Controlling yourself, and your emotions, and your frustration & all that, so it does not transparently effect the so called relationship.

"Yes, you can lose somebody overnight, yes, your whole life can be turned upside down. Life is short. It can come and go like a feather in the wind." They have been on your List for years, and more then once, they take you out of there FaceBook Friend List, (Sometimes I curse these social networking sites, as if they only mean the world to us & nothing else matters) & become friends again! & then there mood swings come and go' at a flick of minutes, they want to still be in touch with you, messaging you, calling you, wanting to speak, talk, share & hear. Friendliness. I certainly understand they take things as a perceived betrayal, but they don't try to understand the very human psyche of an emotional tenderized cravings and while it all goes' they are things that happen and you get carried away!, yes wrong I would be, I am, but that does not imply that I am going to take mood swings in full swing and blooming, every-time, of someone I love, whatsoever it be. Few harsh words that are rude, very much complimentary to the parallel and not so parallel parcels of life's agendas. Either you got to excuse me for all the mistakes and blunders committed as crime & sin, with due respect to the mental, emotional & physical indulgence that has kept our relationship alive until now, so far. Or you need to put an end to it. (Sounds no Simple, Yet, practical & logical). If I am the one who is hurting people who fall in love with me, and are much emotionally related to me, less or more, or equal from my side it be' it has to have no more suffrage & chaos, no more perturbed emotional torture, that haunts your personality inside out. You may Smile on the face, you may be hurt inside deep, knowing the fact, that you could  show it off at times, and at times, you have to keep them tight an securely latched. What I better sought off a answer to all this was, to aloof myself from everyone, that was hurting me, and that was being hurt by me, for my love never came to hurt, it was only there to love. I know I could not love the very next person the same way I did the other, but does that stop me for having a fondness of liking or loving more then once at the same time. For very selective and lonesome I have been, for much of the several times, it's been just me and me all the time, unsure about how it shall all go and how it shall all treat, insecure and worried at the same time, though wanting to have that sense of security of having someone by my side all the time.
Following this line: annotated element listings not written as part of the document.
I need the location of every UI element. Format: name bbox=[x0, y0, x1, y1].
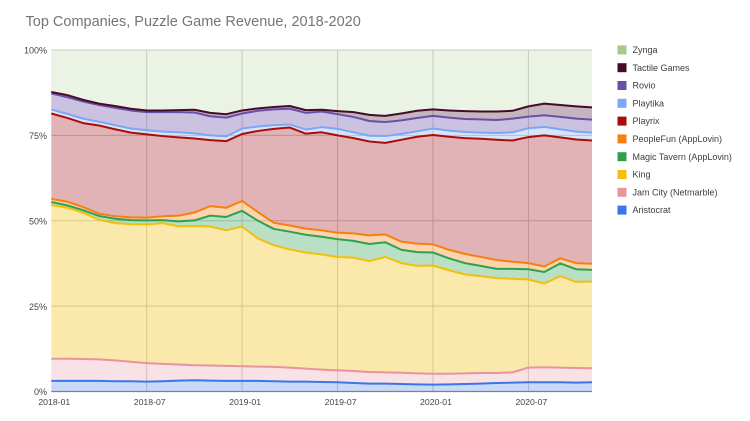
svg-text:Playrix: Playrix bbox=[633, 116, 661, 126]
svg-text:Zynga: Zynga bbox=[633, 45, 658, 55]
svg-text:2020-07: 2020-07 bbox=[515, 397, 547, 407]
svg-text:Tactile Games: Tactile Games bbox=[633, 63, 691, 73]
svg-text:Top Companies, Puzzle Game Rev: Top Companies, Puzzle Game Revenue, 2018… bbox=[26, 14, 361, 30]
svg-text:2019-01: 2019-01 bbox=[229, 397, 261, 407]
svg-text:100%: 100% bbox=[24, 46, 47, 56]
svg-text:Playtika: Playtika bbox=[633, 98, 665, 108]
svg-text:2018-07: 2018-07 bbox=[134, 397, 166, 407]
svg-text:50%: 50% bbox=[29, 216, 47, 226]
svg-text:0%: 0% bbox=[34, 387, 47, 397]
svg-text:Rovio: Rovio bbox=[633, 81, 656, 91]
svg-text:King: King bbox=[633, 170, 651, 180]
svg-text:Aristocrat: Aristocrat bbox=[633, 205, 672, 215]
svg-text:25%: 25% bbox=[29, 302, 47, 312]
svg-text:2018-01: 2018-01 bbox=[38, 397, 70, 407]
svg-text:Magic Tavern (AppLovin): Magic Tavern (AppLovin) bbox=[633, 152, 732, 162]
svg-text:Jam City (Netmarble): Jam City (Netmarble) bbox=[633, 187, 718, 197]
svg-text:2019-07: 2019-07 bbox=[325, 397, 357, 407]
svg-text:PeopleFun (AppLovin): PeopleFun (AppLovin) bbox=[633, 134, 723, 144]
svg-text:75%: 75% bbox=[29, 131, 47, 141]
svg-text:2020-01: 2020-01 bbox=[420, 397, 452, 407]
"God creates out of nothing. Wonderful you say. Yes, to be sure, but he does what is still more wonderful: he makes saints out of sinners.". Yes I have committed a crime, I am  wrong, was wrong, I was at fault and offense of emotionally falling in for people that have been kind and friendly with me - that has brought me to a state of unpleasantness of a reluctant me, taking refuge under my a several piled sheets of breathless discomfort living. 

“Wrong does not cease to be wrong because the majority share in it.”, “Right is right even if no one is doing it; wrong is wrong even if everyone is doing it.”
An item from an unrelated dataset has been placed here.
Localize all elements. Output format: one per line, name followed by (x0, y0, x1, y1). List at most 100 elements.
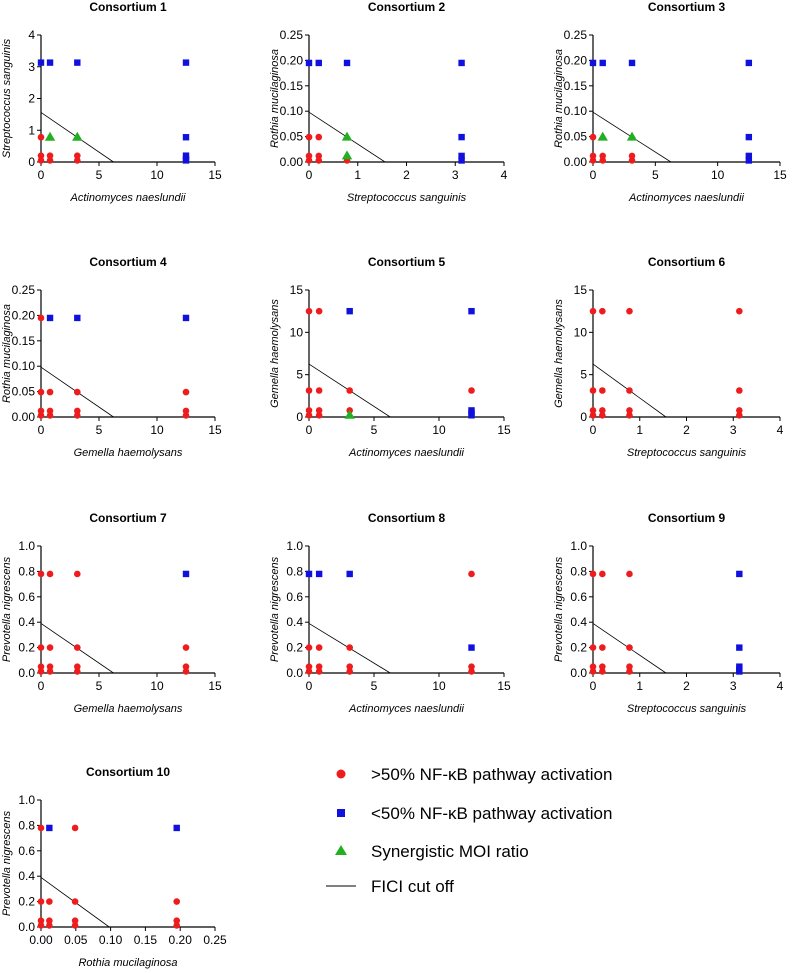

“[In response to being asked whether he had ever been wrong:] Yes, once... many, many years ago. I thought I had made a wrong decision. Of course, it turned out that I had been right all along. But I was wrong to have thought I was wrong." said John Foster Dulles.

And know that I am with you always; yes, to the end of time. Hopefully. & Hell isn't merely paved with good intentions; it's walled and roofed with them. Yes, and furnished too. - Sorry & Heartfelt Apologies.